If you’ve read the ACV policy answer article, the payout on the EXACT same event and damage was around $9,700. That’s almost half of what you get with a RCV payout!
Still think cheaper ACV policy might be worth it?
Think about it this way: on average you are going to save $300-$500 a year going with an ACV policy instead of an RCV policy.
So if you take the savings per year, how many years do you think it would take you in cheaper premiums to make up for the difference for one payout of this very common claim? The answer is 17.2 – 28.67 years!
That’s right! You’d have to go at least 17 years straight without a claim to make up the difference in one payout!
Now for those of you who are very detail oriented and noticed that the payout for the TV was $800 instead of $1200, you might be asking yourself, “Why didn’t they get the full $1200?”
First off, remember I’m talking more in principle than in actual numbers. The actual numbers could be closer to $1200, but the reason why is because it doesn’t cost as much to replace what you lost with today’s technology.
The key question is what does it cost TODAY to replace the object lost.
So for TVs, with the increase in technology a close replacement to what you lost is a middle of the road $800 flat screen TV. Yes in 2009 when you bought the TV, it was top of the line. But today’s top of the line TVs are Ultra 4K, 3D smart TVs that cost $2000 or more.
So the payout you get is what’s closest to what you had. The insurance company is going to pay to get you back to where you were before the loss, not pay you to upgrade your TV to the newest greatest model.
Now, you’ll still get some added benefits.
Your new TV will be way slimmer than it was, and it will probably have a lot of the Smart technology already included, so in that sense, you do get an upgrade just not the highest upgrade.
On roof replacement, a lot of times it can work in the opposite way. What cost you $18,000 to replace in 2006 now costs you $20,000, so Replacement Cost Value works both ways.
Why Two Payments for Big Claims?
Most insurance companies today will pay big claims such as roof replacements in two parts. They will first give you the depreciated value of the roof, which if you remember from the ACV blog was $12,000, minus the $2,500 deductible.
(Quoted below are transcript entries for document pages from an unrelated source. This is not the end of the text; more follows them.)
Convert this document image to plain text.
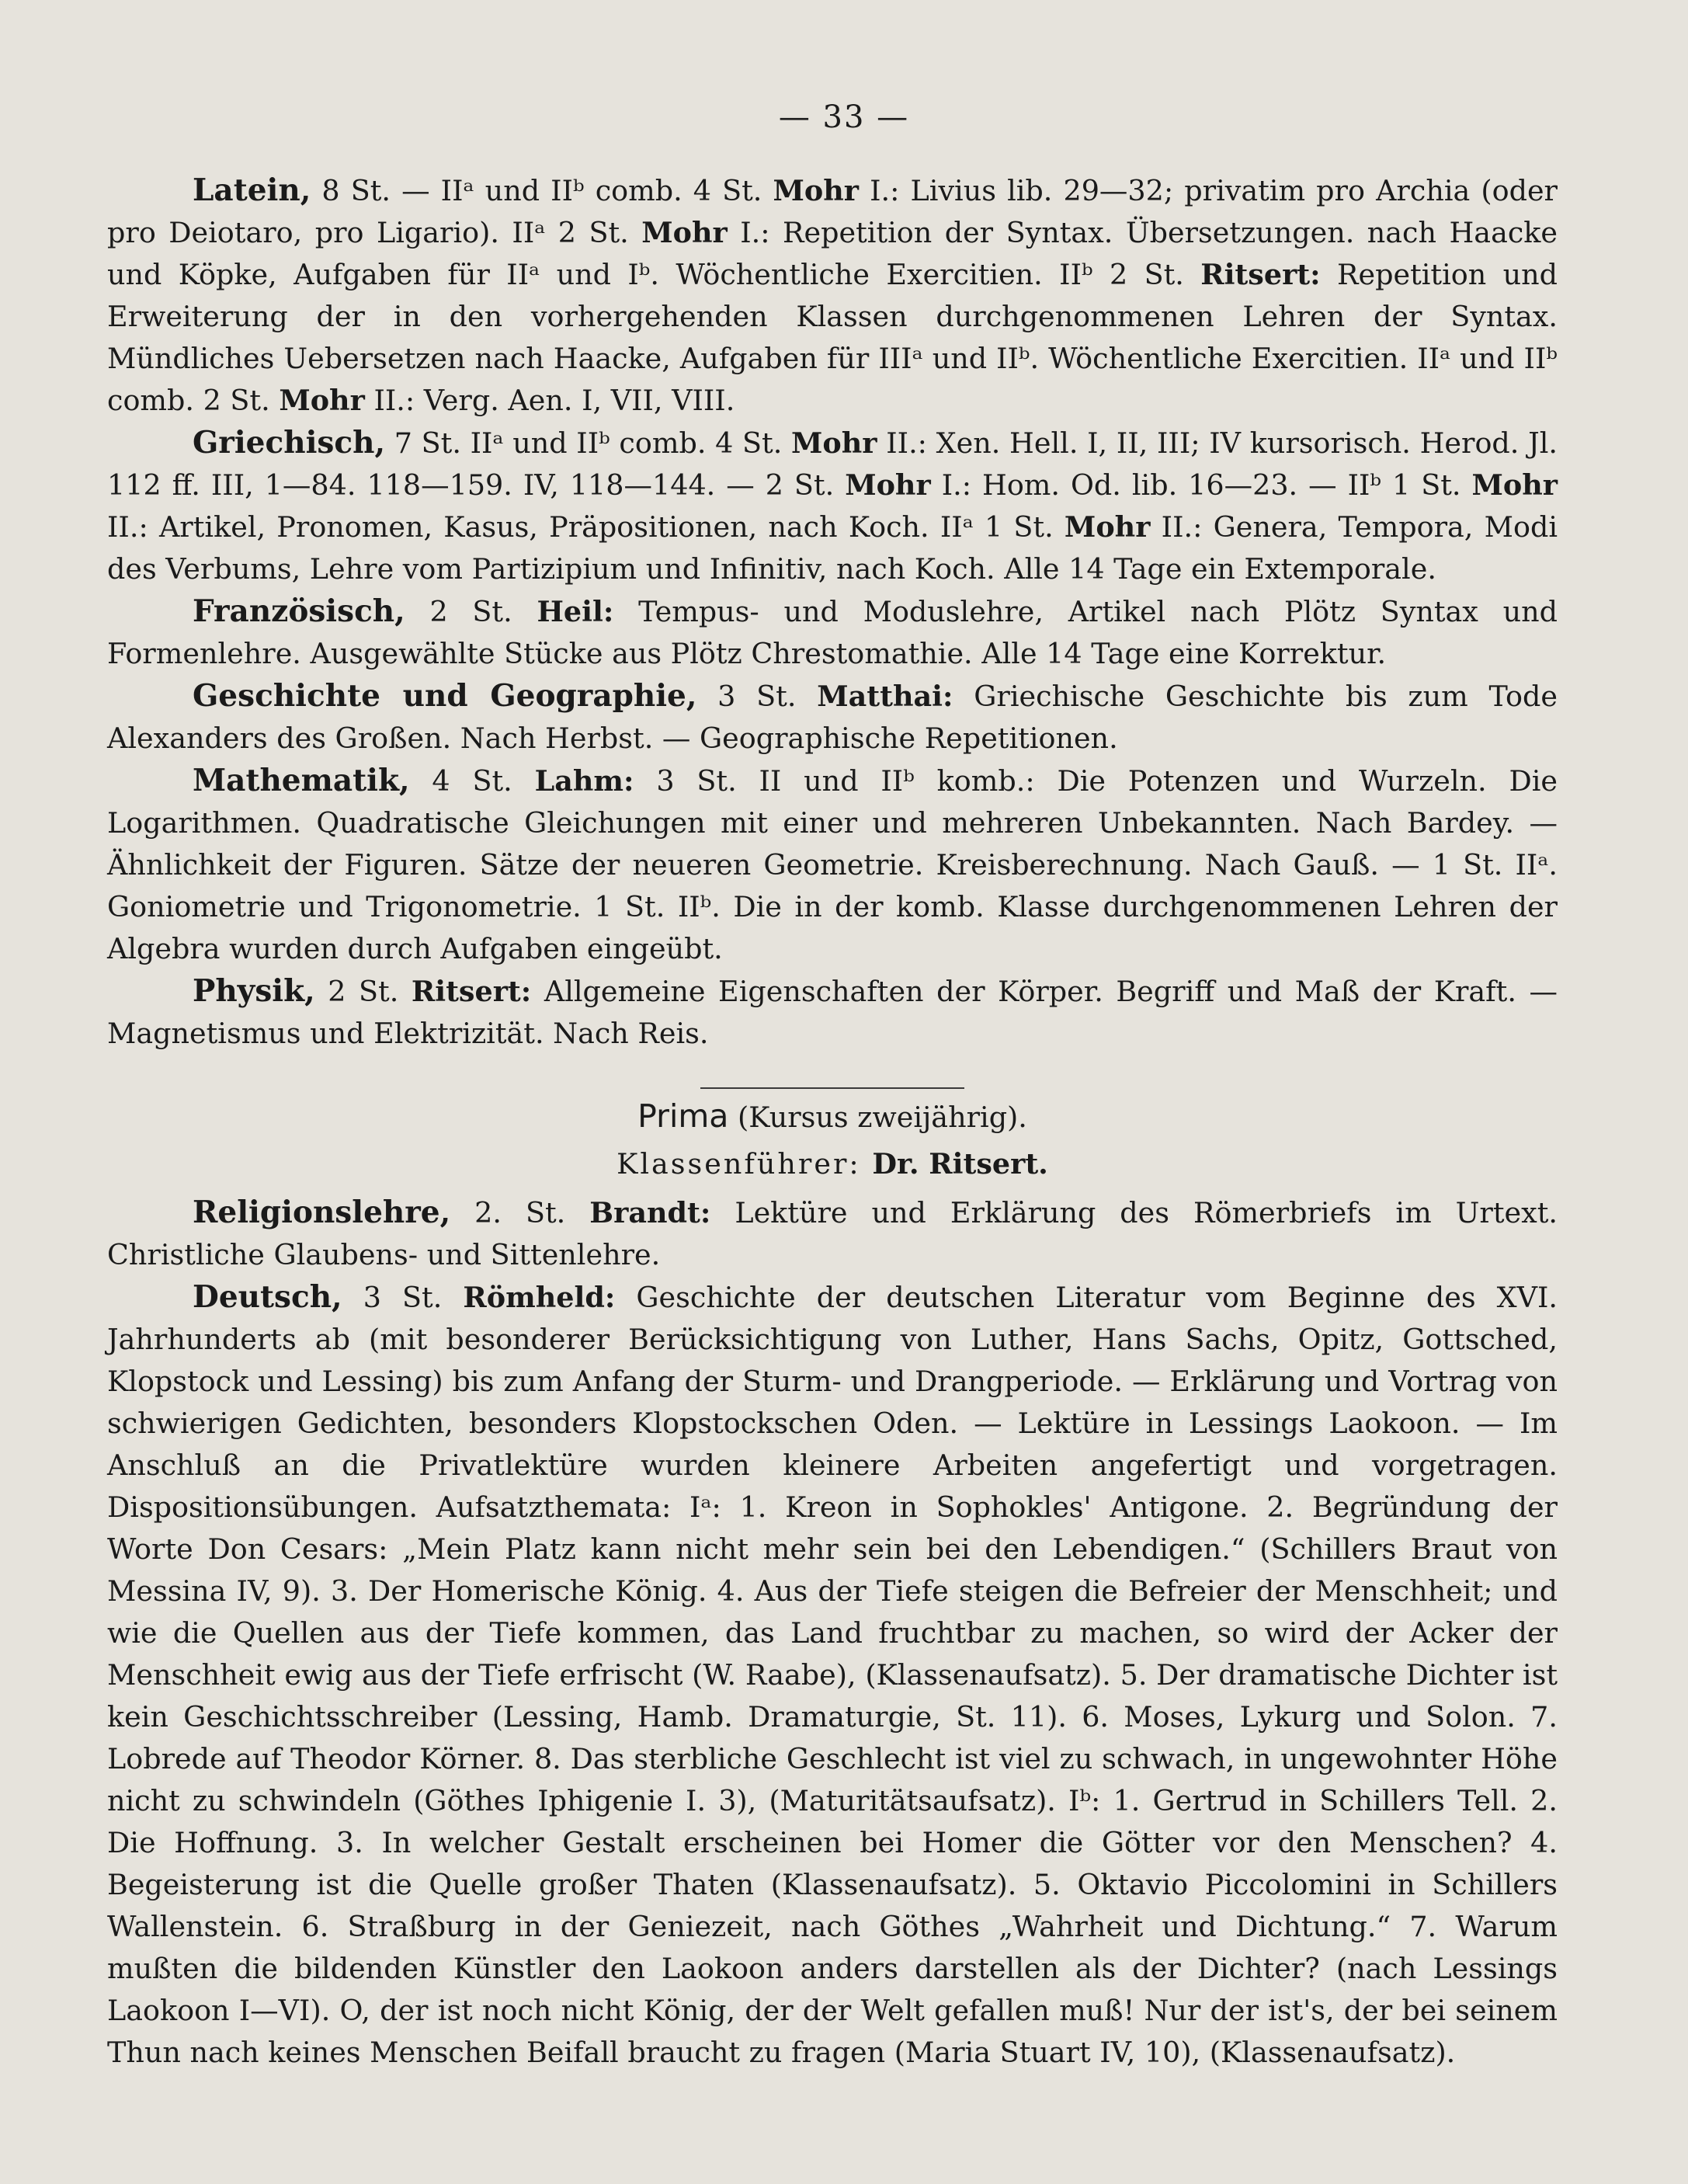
— 33 —

Latein, 8 St. — IIᵃ und IIᵇ comb. 4 St. Mohr I.: Livius lib. 29—32; privatim pro Archia (oder pro Deiotaro, pro Ligario). IIᵃ 2 St. Mohr I.: Repetition der Syntax. Übersetzungen. nach Haacke und Köpke, Aufgaben für IIᵃ und Iᵇ. Wöchentliche Exercitien. IIᵇ 2 St. Ritsert: Repetition und Erweiterung der in den vorhergehenden Klassen durchgenommenen Lehren der Syntax. Mündliches Uebersetzen nach Haacke, Aufgaben für IIIᵃ und IIᵇ. Wöchentliche Exercitien. IIᵃ und IIᵇ comb. 2 St. Mohr II.: Verg. Aen. I, VII, VIII.

Griechisch, 7 St. IIᵃ und IIᵇ comb. 4 St. Mohr II.: Xen. Hell. I, II, III; IV kursorisch. Herod. Jl. 112 ff. III, 1—84. 118—159. IV, 118—144. — 2 St. Mohr I.: Hom. Od. lib. 16—23. — IIᵇ 1 St. Mohr II.: Artikel, Pronomen, Kasus, Präpositionen, nach Koch. IIᵃ 1 St. Mohr II.: Genera, Tempora, Modi des Verbums, Lehre vom Partizipium und Infinitiv, nach Koch. Alle 14 Tage ein Extemporale.

Französisch, 2 St. Heil: Tempus- und Moduslehre, Artikel nach Plötz Syntax und Formenlehre. Ausgewählte Stücke aus Plötz Chrestomathie. Alle 14 Tage eine Korrektur.

Geschichte und Geographie, 3 St. Matthai: Griechische Geschichte bis zum Tode Alexanders des Großen. Nach Herbst. — Geographische Repetitionen.

Mathematik, 4 St. Lahm: 3 St. II und IIᵇ komb.: Die Potenzen und Wurzeln. Die Logarithmen. Quadratische Gleichungen mit einer und mehreren Unbekannten. Nach Bardey. — Ähnlichkeit der Figuren. Sätze der neueren Geometrie. Kreisberechnung. Nach Gauß. — 1 St. IIᵃ. Goniometrie und Trigonometrie. 1 St. IIᵇ. Die in der komb. Klasse durchgenommenen Lehren der Algebra wurden durch Aufgaben eingeübt.

Physik, 2 St. Ritsert: Allgemeine Eigenschaften der Körper. Begriff und Maß der Kraft. — Magnetismus und Elektrizität. Nach Reis.

Prima (Kursus zweijährig).

Klassenführer: Dr. Ritsert.

Religionslehre, 2. St. Brandt: Lektüre und Erklärung des Römerbriefs im Urtext. Christliche Glaubens- und Sittenlehre.

Deutsch, 3 St. Römheld: Geschichte der deutschen Literatur vom Beginne des XVI. Jahrhunderts ab (mit besonderer Berücksichtigung von Luther, Hans Sachs, Opitz, Gottsched, Klopstock und Lessing) bis zum Anfang der Sturm- und Drangperiode. — Erklärung und Vortrag von schwierigen Gedichten, besonders Klopstockschen Oden. — Lektüre in Lessings Laokoon. — Im Anschluß an die Privatlektüre wurden kleinere Arbeiten angefertigt und vorgetragen. Dispositionsübungen. Aufsatzthemata: Iᵃ: 1. Kreon in Sophokles' Antigone. 2. Begründung der Worte Don Cesars: „Mein Platz kann nicht mehr sein bei den Lebendigen.“ (Schillers Braut von Messina IV, 9). 3. Der Homerische König. 4. Aus der Tiefe steigen die Befreier der Menschheit; und wie die Quellen aus der Tiefe kommen, das Land fruchtbar zu machen, so wird der Acker der Menschheit ewig aus der Tiefe erfrischt (W. Raabe), (Klassenaufsatz). 5. Der dramatische Dichter ist kein Geschichtsschreiber (Lessing, Hamb. Dramaturgie, St. 11). 6. Moses, Lykurg und Solon. 7. Lobrede auf Theodor Körner. 8. Das sterbliche Geschlecht ist viel zu schwach, in ungewohnter Höhe nicht zu schwindeln (Göthes Iphigenie I. 3), (Maturitätsaufsatz). Iᵇ: 1. Gertrud in Schillers Tell. 2. Die Hoffnung. 3. In welcher Gestalt erscheinen bei Homer die Götter vor den Menschen? 4. Begeisterung ist die Quelle großer Thaten (Klassenaufsatz). 5. Oktavio Piccolomini in Schillers Wallenstein. 6. Straßburg in der Geniezeit, nach Göthes „Wahrheit und Dichtung.“ 7. Warum mußten die bildenden Künstler den Laokoon anders darstellen als der Dichter? (nach Lessings Laokoon I—VI). O, der ist noch nicht König, der der Welt gefallen muß! Nur der ist's, der bei seinem Thun nach keines Menschen Beifall braucht zu fragen (Maria Stuart IV, 10), (Klassenaufsatz).
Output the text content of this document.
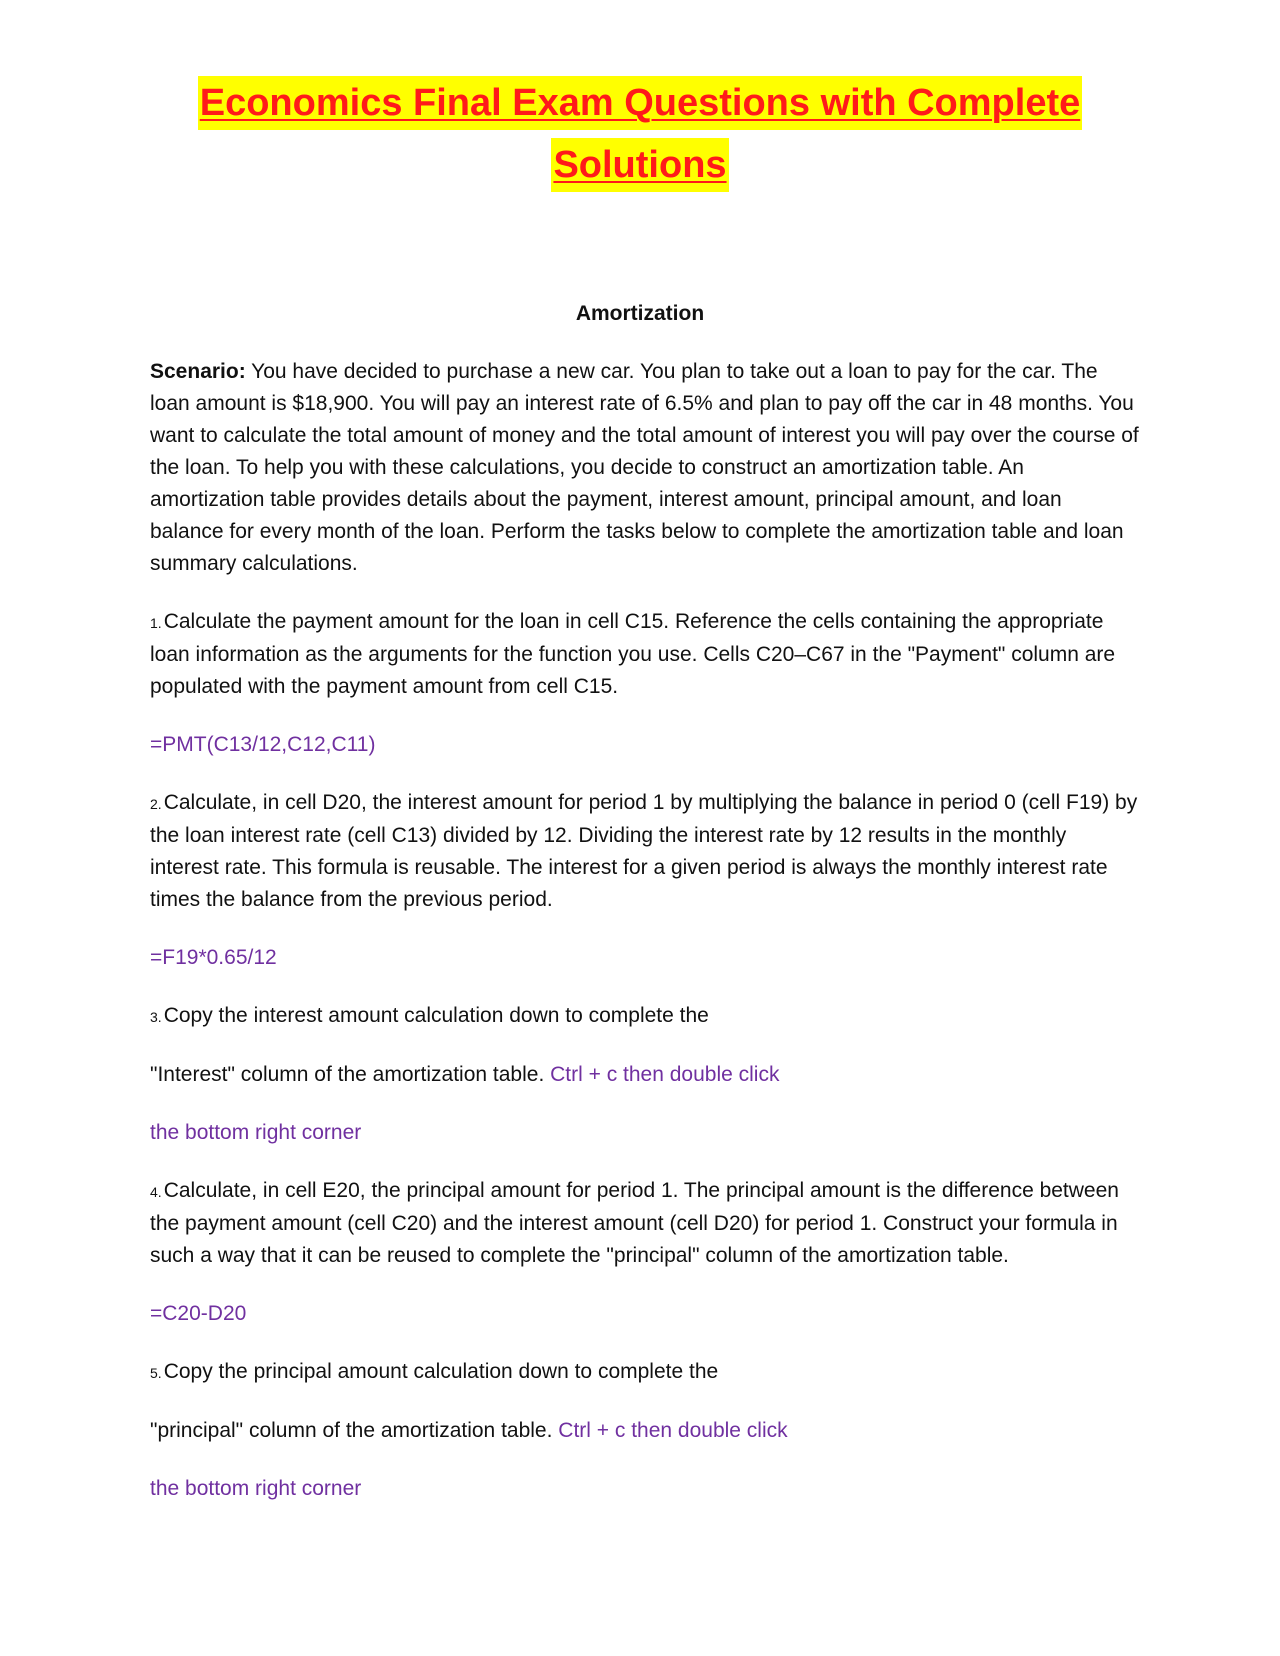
Economics Final Exam Questions with Complete
Solutions
Amortization

Scenario: You have decided to purchase a new car. You plan to take out a loan to pay for the car. The loan amount is $18,900. You will pay an interest rate of 6.5% and plan to pay off the car in 48 months. You want to calculate the total amount of money and the total amount of interest you will pay over the course of the loan. To help you with these calculations, you decide to construct an amortization table. An amortization table provides details about the payment, interest amount, principal amount, and loan balance for every month of the loan. Perform the tasks below to complete the amortization table and loan summary calculations.

1.Calculate the payment amount for the loan in cell C15. Reference the cells containing the appropriate loan information as the arguments for the function you use. Cells C20–C67 in the "Payment" column are populated with the payment amount from cell C15.

=PMT(C13/12,C12,C11)

2.Calculate, in cell D20, the interest amount for period 1 by multiplying the balance in period 0 (cell F19) by the loan interest rate (cell C13) divided by 12. Dividing the interest rate by 12 results in the monthly interest rate. This formula is reusable. The interest for a given period is always the monthly interest rate times the balance from the previous period.

=F19*0.65/12

3.Copy the interest amount calculation down to complete the

"Interest" column of the amortization table. Ctrl + c then double click

the bottom right corner

4.Calculate, in cell E20, the principal amount for period 1. The principal amount is the difference between the payment amount (cell C20) and the interest amount (cell D20) for period 1. Construct your formula in such a way that it can be reused to complete the "principal" column of the amortization table.

=C20-D20

5.Copy the principal amount calculation down to complete the

"principal" column of the amortization table. Ctrl + c then double click

the bottom right corner
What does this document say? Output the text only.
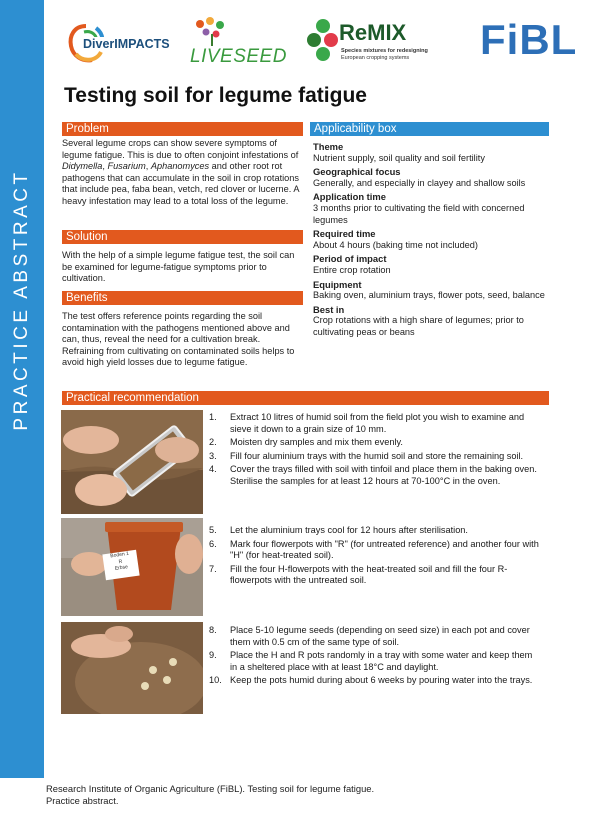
PRACTICE ABSTRACT
DiverIMPACTS
LIVESEED
ReMIX
Species mixtures for redesigning
European cropping systems FiBL
Testing soil for legume fatigue
Problem
Several legume crops can show severe symptoms of legume fatigue. This is due to often conjoint infestations of Didymella, Fusarium, Aphanomyces and other root rot pathogens that can accumulate in the soil in crop rotations that include pea, faba bean, vetch, red clover or lucerne. A heavy infestation may lead to a total loss of the legume.
Solution
With the help of a simple legume fatigue test, the soil can be examined for legume-fatigue symptoms prior to cultivation.
Benefits
The test offers reference points regarding the soil contamination with the pathogens mentioned above and can, thus, reveal the need for a cultivation break. Refraining from cultivating on contaminated soils helps to avoid high yield losses due to legume fatigue.
Applicability box
Theme
Nutrient supply, soil quality and soil fertility
Geographical focus
Generally, and especially in clayey and shallow soils
Application time
3 months prior to cultivating the field with concerned legumes
Required time
About 4 hours (baking time not included)
Period of impact
Entire crop rotation
Equipment
Baking oven, aluminium trays, flower pots, seed, balance
Best in
Crop rotations with a high share of legumes; prior to cultivating peas or beans
Practical recommendation
Boden 1
R
Erbse
1. Extract 10 litres of humid soil from the field plot you wish to examine and sieve it down to a grain size of 10 mm.
2. Moisten dry samples and mix them evenly.
3. Fill four aluminium trays with the humid soil and store the remaining soil.
4. Cover the trays filled with soil with tinfoil and place them in the baking oven. Sterilise the samples for at least 12 hours at 70-100°C in the oven.
5. Let the aluminium trays cool for 12 hours after sterilisation.
6. Mark four flowerpots with "R" (for untreated reference) and another four with "H" (for heat-treated soil).
7. Fill the four H-flowerpots with the heat-treated soil and fill the four R-flowerpots with the untreated soil.
8. Place 5-10 legume seeds (depending on seed size) in each pot and cover them with 0.5 cm of the same type of soil.
9. Place the H and R pots randomly in a tray with some water and keep them in a sheltered place with at least 18°C and daylight.
10. Keep the pots humid during about 6 weeks by pouring water into the trays.
Research Institute of Organic Agriculture (FiBL). Testing soil for legume fatigue.
Practice abstract.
Therefore, first payout would be something like $9,500.
They expect you to pay this money plus your deductible to a roofer to begin repairs. Once the repairs are completed, you turn in the proof of the finished work provided by your roofer, and then they will release the additional Replacement Cost Value of $8,000.
Why do insurance companies do this?
Because of insurance fraud.
One of the most common forms of insurance fraud lately has been making multiple claims on roofs for the same damage.
Dishonest people get their roofs totaled in a storm and make a claim, but then never actually replace the roof. Then a little time goes by and they turn in a second claim again for the same basic damage.
This costs insurance companies millions of dollars and has also driven up the premiums you have to pay.
So to combat this, the insurance companies pay in two installments.
By paying the claim in two portions, it protects the insurance companies because they can still pay the depreciated value, and then if proof is never received, they can exclude coverage on the roof or even send them a letter of nonrenewal. It’s not a perfect system, but it works.
Keep Your Receipts!
On a final note, I tell all my clients this during our yearly reviews, so I want to tell you this as well — ALWAYS keep the receipts on any big purchases or big projects at your house. Having dated receipts will simplify your life and exponentially increase the claims process should you have a big loss.
Get a safety deposit box at the bank and put all your big receipts in there. I’m talking about TVs, computers, furniture, jewelry, guns, rugs, furs, appliances, etc.
I’m also talking about renovation projects such as adding a patio, a pool, a shed, remodeling the kitchen, adding a bedroom, etc.
Keep all these receipts! We’ll talk more about keeping your additions updated on your insurance policy in a different article.